The Netherlands and Belgium have barred it, Germany hasn’t issued an operating licence for it and French prosecutors are investigating it… But why isn’t Binance landing in Europe?
First things first, regulators have shifted gears this year, placing greater scrutiny on crypto exchanges’ operations following the collapse of FTX. As a result, Binance’s share of euro-denominated crypto trading has fallen to about 15% from over 30% in January.
The European setbacks follow Binance’s decision to declare Paris its first regional headquarters in May 2022 after spending more than a year and a half obtaining registration approval in France.

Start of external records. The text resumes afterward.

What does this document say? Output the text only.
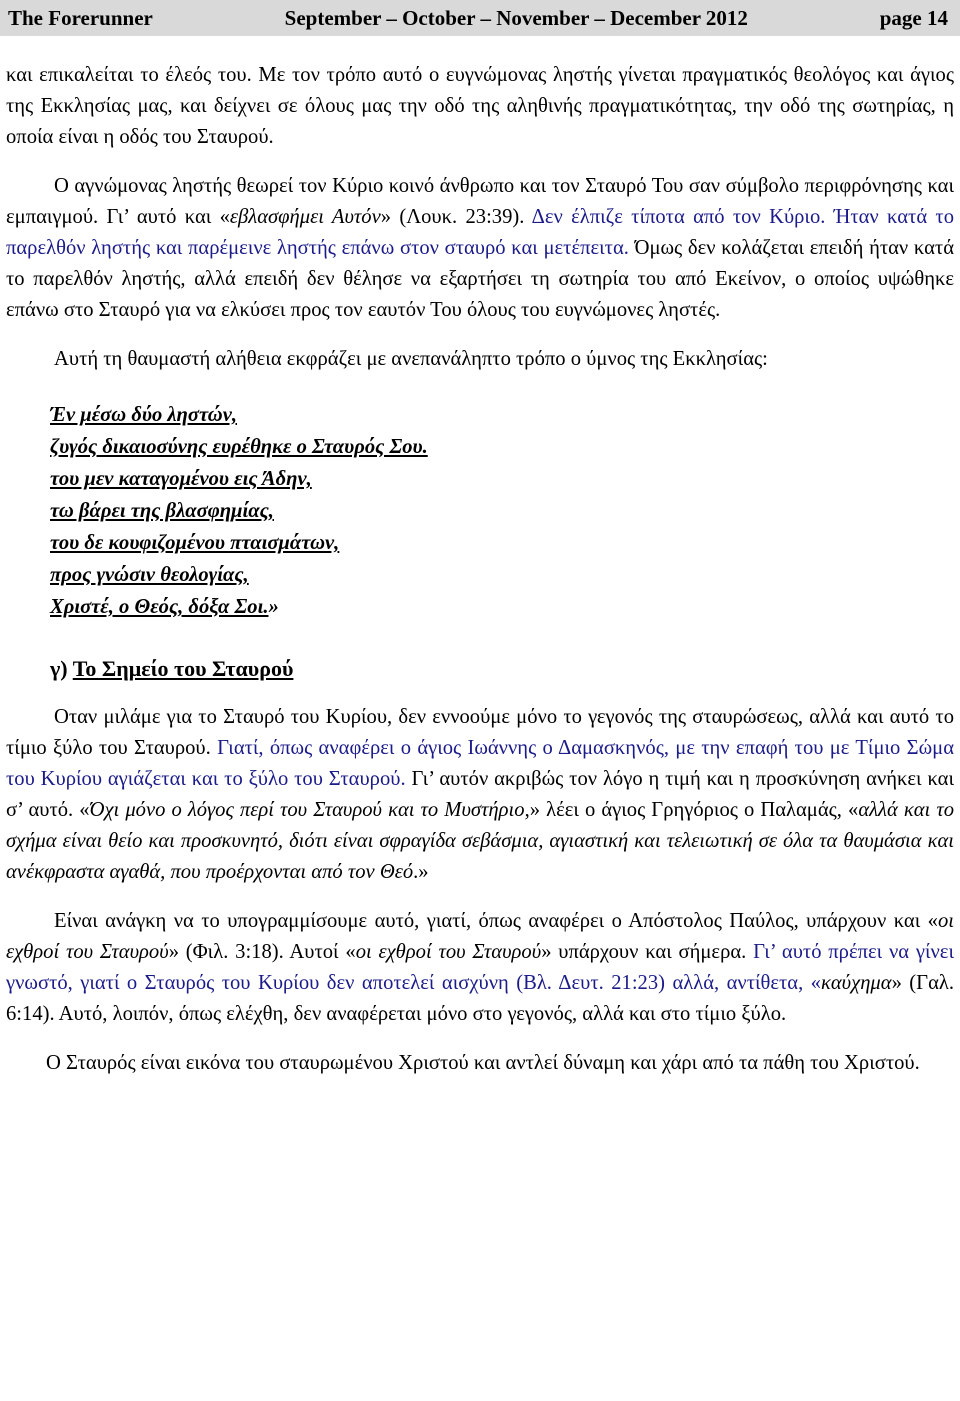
The Forerunner	September – October – November – December 2012	page 14

και επικαλείται το έλεός του. Με τον τρόπο αυτό ο ευγνώμονας ληστής γίνεται πραγματικός θεολόγος και άγιος της Εκκλησίας μας, και δείχνει σε όλους μας την οδό της αληθινής πραγματικότητας, την οδό της σωτηρίας, η οποία είναι η οδός του Σταυρού.

Ο αγνώμονας ληστής θεωρεί τον Κύριο κοινό άνθρωπο και τον Σταυρό Του σαν σύμβολο περιφρόνησης και εμπαιγμού. Γι’ αυτό και «εβλασφήμει Αυτόν» (Λουκ. 23:39). Δεν έλπιζε τίποτα από τον Κύριο. Ήταν κατά το παρελθόν ληστής και παρέμεινε ληστής επάνω στον σταυρό και μετέπειτα. Όμως δεν κολάζεται επειδή ήταν κατά το παρελθόν ληστής, αλλά επειδή δεν θέλησε να εξαρτήσει τη σωτηρία του από Εκείνον, ο οποίος υψώθηκε επάνω στο Σταυρό για να ελκύσει προς τον εαυτόν Του όλους του ευγνώμονες ληστές.

Αυτή τη θαυμαστή αλήθεια εκφράζει με ανεπανάληπτο τρόπο ο ύμνος της Εκκλησίας:

Έν μέσω δύο ληστών,
ζυγός δικαιοσύνης ευρέθηκε ο Σταυρός Σου.
του μεν καταγομένου εις Άδην,
τω βάρει της βλασφημίας,
του δε κουφιζομένου πταισμάτων,
προς γνώσιν θεολογίας,
Χριστέ, ο Θεός, δόξα Σοι.»
γ) Το Σημείο του Σταυρού

Οταν μιλάμε για το Σταυρό του Κυρίου, δεν εννοούμε μόνο το γεγονός της σταυρώσεως, αλλά και αυτό το τίμιο ξύλο του Σταυρού. Γιατί, όπως αναφέρει ο άγιος Ιωάννης ο Δαμασκηνός, με την επαφή του με Τίμιο Σώμα του Κυρίου αγιάζεται και το ξύλο του Σταυρού. Γι’ αυτόν ακριβώς τον λόγο η τιμή και η προσκύνηση ανήκει και σ’ αυτό. «Όχι μόνο ο λόγος περί του Σταυρού και το Μυστήριο,» λέει ο άγιος Γρηγόριος ο Παλαμάς, «αλλά και το σχήμα είναι θείο και προσκυνητό, διότι είναι σφραγίδα σεβάσμια, αγιαστική και τελειωτική σε όλα τα θαυμάσια και ανέκφραστα αγαθά, που προέρχονται από τον Θεό.»

Είναι ανάγκη να το υπογραμμίσουμε αυτό, γιατί, όπως αναφέρει ο Απόστολος Παύλος, υπάρχουν και «οι εχθροί του Σταυρού» (Φιλ. 3:18). Αυτοί «οι εχθροί του Σταυρού» υπάρχουν και σήμερα. Γι’ αυτό πρέπει να γίνει γνωστό, γιατί ο Σταυρός του Κυρίου δεν αποτελεί αισχύνη (Βλ. Δευτ. 21:23) αλλά, αντίθετα, «καύχημα» (Γαλ. 6:14). Αυτό, λοιπόν, όπως ελέχθη, δεν αναφέρεται μόνο στο γεγονός, αλλά και στο τίμιο ξύλο.

Ο Σταυρός είναι εικόνα του σταυρωμένου Χριστού και αντλεί δύναμη και χάρι από τα πάθη του Χριστού.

French prosecutors are investigating the exchange for lack of money laundering controls and the illegal offering of services before Binance received registration, according to a statement from the Paris prosecutor’s office.
Furthermore, Belgium’s Financial Services and Market Authority ordered Binance to cease offering services in the country only last month. The authorities say the exchange was doing so using companies outside the European economic area, which is forbidden. Days earlier, Binance said it was leaving the Dutch market after it failed to get a registration.
The exchange has also struggled to get approval to operate in Germany, where BaFin, the markets regulator, offers crypto-custody licences. Seven companies currently have the BaFin licence, including American crypto exchange Coinbase.
The increased regulatory scrutiny in the U.S. and elsewhere has spooked some banks and other companies providing financial services for the exchange. Last week, Paysafe, which supports euro transfers to and from Binance, said it would stop providing the service. It follows a move to stop British pound services it announced earlier this year.
Interestingly, Vietnam, Turkey, India and Argentina among other Asian and LATAM countries already draw the highest user traffic at Binance, although France, Germany and the Netherlands are in the top 25, according to May data from analytics firm SimilarWeb. These European setbacks add to Binance’s woes in the U.S., where it is battling a lawsuit from the Securities and Exchange Commission and an ongoing criminal investigation from the Department of Justice.